Metodologi dan Teknologi Utama
Pengembangan ini berfokus pada efisiensi pengolahan citra dengan menggunakan beberapa pendekatan teknis utama:
Multiview Diffusion & Sparse View: Sistem ini mampu menghasilkan model 3D yang padat dan realistis meskipun data masukan (citra) yang tersedia sangat terbatas (sparse-view reconstruction).
Generasi dari Citra Tunggal: Berkat bantuan diffusion model dan mekanisme atensi, teknologi ini memungkinkan pembuatan banyak citra yang konsisten dari berbagai sudut pandang hanya dengan bermodalkan satu citra tunggal sebagai referensi.
Representasi 3D dan Mekanisme Atensi: Proses rekonstruksi dilakukan dengan menggabungkan informasi multi-sudut melalui encoder dan representasi 3D untuk menghasilkan detail objek yang akurat.

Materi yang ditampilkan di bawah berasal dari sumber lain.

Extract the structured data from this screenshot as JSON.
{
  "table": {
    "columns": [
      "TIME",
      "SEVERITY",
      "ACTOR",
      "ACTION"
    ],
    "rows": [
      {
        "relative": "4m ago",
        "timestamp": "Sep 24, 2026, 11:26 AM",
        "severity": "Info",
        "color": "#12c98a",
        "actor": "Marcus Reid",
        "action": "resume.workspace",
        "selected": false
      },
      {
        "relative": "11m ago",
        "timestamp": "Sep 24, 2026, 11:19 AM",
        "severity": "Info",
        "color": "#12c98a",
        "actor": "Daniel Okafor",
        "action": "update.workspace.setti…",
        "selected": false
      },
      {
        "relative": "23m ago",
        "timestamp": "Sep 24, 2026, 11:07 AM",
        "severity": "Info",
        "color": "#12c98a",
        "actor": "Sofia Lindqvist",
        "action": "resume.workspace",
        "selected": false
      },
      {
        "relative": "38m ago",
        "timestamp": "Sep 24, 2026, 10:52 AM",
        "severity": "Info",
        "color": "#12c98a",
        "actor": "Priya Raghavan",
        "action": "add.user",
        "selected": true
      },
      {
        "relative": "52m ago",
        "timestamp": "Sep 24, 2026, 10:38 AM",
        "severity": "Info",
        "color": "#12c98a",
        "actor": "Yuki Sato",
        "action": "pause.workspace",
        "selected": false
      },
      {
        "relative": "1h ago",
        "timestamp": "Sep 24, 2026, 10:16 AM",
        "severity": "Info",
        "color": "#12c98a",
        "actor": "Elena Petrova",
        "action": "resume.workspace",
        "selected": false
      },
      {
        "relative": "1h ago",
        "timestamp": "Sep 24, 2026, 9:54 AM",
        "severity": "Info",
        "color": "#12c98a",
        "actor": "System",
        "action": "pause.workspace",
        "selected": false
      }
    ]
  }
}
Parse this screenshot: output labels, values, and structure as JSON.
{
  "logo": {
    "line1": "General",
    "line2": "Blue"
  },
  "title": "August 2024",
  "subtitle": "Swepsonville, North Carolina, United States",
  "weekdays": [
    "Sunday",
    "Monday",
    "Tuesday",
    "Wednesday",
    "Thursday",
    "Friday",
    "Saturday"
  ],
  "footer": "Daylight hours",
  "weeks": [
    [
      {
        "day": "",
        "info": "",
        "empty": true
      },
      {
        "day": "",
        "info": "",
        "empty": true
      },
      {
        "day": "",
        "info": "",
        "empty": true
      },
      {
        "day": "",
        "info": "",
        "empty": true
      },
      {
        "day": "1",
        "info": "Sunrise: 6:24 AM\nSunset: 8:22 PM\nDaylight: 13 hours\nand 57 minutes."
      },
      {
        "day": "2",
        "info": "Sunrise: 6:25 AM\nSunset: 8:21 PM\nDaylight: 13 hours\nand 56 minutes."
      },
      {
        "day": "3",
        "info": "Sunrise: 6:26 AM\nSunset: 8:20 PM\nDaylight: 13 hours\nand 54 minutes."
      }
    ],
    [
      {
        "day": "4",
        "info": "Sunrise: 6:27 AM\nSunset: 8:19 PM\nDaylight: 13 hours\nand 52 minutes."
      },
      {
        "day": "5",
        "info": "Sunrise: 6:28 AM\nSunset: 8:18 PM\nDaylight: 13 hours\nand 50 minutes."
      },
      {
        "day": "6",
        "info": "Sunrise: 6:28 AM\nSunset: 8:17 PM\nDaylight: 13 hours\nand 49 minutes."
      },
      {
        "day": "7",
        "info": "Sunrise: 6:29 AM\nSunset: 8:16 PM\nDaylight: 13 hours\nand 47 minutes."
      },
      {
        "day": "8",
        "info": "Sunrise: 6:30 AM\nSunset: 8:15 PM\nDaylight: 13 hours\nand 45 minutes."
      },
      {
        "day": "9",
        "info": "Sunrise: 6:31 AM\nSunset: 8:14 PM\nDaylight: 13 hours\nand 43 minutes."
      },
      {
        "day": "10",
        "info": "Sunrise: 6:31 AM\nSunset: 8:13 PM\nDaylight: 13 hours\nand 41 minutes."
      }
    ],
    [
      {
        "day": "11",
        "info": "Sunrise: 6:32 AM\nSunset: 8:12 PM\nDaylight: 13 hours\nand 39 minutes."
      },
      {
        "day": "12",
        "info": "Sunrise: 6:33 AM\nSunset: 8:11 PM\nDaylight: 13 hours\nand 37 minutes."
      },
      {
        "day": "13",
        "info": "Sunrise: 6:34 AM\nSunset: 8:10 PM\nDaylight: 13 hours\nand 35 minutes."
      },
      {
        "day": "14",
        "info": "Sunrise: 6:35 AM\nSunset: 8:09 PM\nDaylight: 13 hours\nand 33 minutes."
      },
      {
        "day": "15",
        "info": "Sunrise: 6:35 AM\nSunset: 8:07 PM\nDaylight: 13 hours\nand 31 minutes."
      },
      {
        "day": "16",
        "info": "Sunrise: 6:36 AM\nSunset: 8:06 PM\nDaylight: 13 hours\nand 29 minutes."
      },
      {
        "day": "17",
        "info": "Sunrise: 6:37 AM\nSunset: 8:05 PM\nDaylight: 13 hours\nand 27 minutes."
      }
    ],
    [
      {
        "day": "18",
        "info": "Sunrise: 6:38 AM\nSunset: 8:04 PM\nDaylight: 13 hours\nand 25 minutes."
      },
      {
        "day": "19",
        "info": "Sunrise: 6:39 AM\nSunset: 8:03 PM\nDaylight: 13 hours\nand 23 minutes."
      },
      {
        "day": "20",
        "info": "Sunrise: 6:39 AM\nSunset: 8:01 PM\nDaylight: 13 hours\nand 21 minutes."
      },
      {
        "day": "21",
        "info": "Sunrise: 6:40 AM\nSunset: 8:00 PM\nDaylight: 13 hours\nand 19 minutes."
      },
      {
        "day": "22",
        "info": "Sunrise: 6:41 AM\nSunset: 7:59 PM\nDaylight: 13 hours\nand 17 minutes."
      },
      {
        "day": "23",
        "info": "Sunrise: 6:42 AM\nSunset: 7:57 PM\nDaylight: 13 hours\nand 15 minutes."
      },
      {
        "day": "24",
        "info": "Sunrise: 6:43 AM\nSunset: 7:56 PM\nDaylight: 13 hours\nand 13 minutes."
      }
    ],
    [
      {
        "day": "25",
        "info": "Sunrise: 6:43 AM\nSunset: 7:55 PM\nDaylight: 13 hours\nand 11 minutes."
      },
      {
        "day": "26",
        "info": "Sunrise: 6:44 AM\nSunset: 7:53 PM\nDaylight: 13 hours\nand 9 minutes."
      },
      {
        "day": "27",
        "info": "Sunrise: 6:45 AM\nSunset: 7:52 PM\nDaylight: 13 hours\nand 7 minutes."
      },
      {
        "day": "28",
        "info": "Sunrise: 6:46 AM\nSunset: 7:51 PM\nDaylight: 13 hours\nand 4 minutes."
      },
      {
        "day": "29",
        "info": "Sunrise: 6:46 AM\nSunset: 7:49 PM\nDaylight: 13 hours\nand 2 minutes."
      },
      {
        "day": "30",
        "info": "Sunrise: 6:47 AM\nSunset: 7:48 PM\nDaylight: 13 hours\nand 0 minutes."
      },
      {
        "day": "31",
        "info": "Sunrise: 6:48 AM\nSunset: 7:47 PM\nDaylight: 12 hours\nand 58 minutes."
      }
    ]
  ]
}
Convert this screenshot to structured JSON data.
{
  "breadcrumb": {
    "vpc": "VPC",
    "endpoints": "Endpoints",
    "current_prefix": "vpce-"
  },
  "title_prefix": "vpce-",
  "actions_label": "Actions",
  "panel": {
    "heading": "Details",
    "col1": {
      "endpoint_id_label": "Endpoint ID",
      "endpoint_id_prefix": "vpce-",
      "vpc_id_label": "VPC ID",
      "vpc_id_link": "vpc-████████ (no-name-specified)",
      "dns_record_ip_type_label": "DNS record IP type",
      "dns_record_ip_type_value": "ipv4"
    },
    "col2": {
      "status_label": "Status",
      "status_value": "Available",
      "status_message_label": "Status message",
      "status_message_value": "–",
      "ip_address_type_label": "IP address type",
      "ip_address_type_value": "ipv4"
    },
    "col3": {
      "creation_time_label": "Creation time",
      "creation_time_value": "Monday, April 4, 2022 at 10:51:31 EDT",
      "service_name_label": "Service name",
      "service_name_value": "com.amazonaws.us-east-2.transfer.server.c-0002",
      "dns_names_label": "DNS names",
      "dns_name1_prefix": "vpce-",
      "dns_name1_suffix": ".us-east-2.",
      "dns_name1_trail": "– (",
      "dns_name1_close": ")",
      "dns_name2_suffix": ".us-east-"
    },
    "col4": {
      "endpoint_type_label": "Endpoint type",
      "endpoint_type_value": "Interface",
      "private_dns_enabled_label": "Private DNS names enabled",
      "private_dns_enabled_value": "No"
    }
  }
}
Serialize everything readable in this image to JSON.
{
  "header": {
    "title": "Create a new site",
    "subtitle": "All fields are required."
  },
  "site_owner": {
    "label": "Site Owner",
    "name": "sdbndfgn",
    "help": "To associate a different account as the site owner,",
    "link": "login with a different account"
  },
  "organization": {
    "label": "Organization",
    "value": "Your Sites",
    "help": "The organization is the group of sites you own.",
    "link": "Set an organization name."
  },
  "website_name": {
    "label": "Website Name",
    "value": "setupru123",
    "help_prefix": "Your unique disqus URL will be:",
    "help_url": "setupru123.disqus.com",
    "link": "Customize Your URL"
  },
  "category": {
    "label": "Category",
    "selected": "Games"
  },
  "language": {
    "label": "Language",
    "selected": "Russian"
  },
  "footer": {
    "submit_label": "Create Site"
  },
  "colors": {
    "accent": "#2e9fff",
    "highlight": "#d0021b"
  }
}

Implementasi model AI ini bertujuan untuk mentransformasi patung dan ukiran fisik Bali menjadi aset digital berkualitas tinggi. Hal ini tidak hanya berfungsi sebagai arsip dokumentasi, tetapi juga sebagai pondasi penting bagi pelestarian budaya di era digital, memungkinkan pemulihan objek jika terjadi kerusakan fisik di masa depan.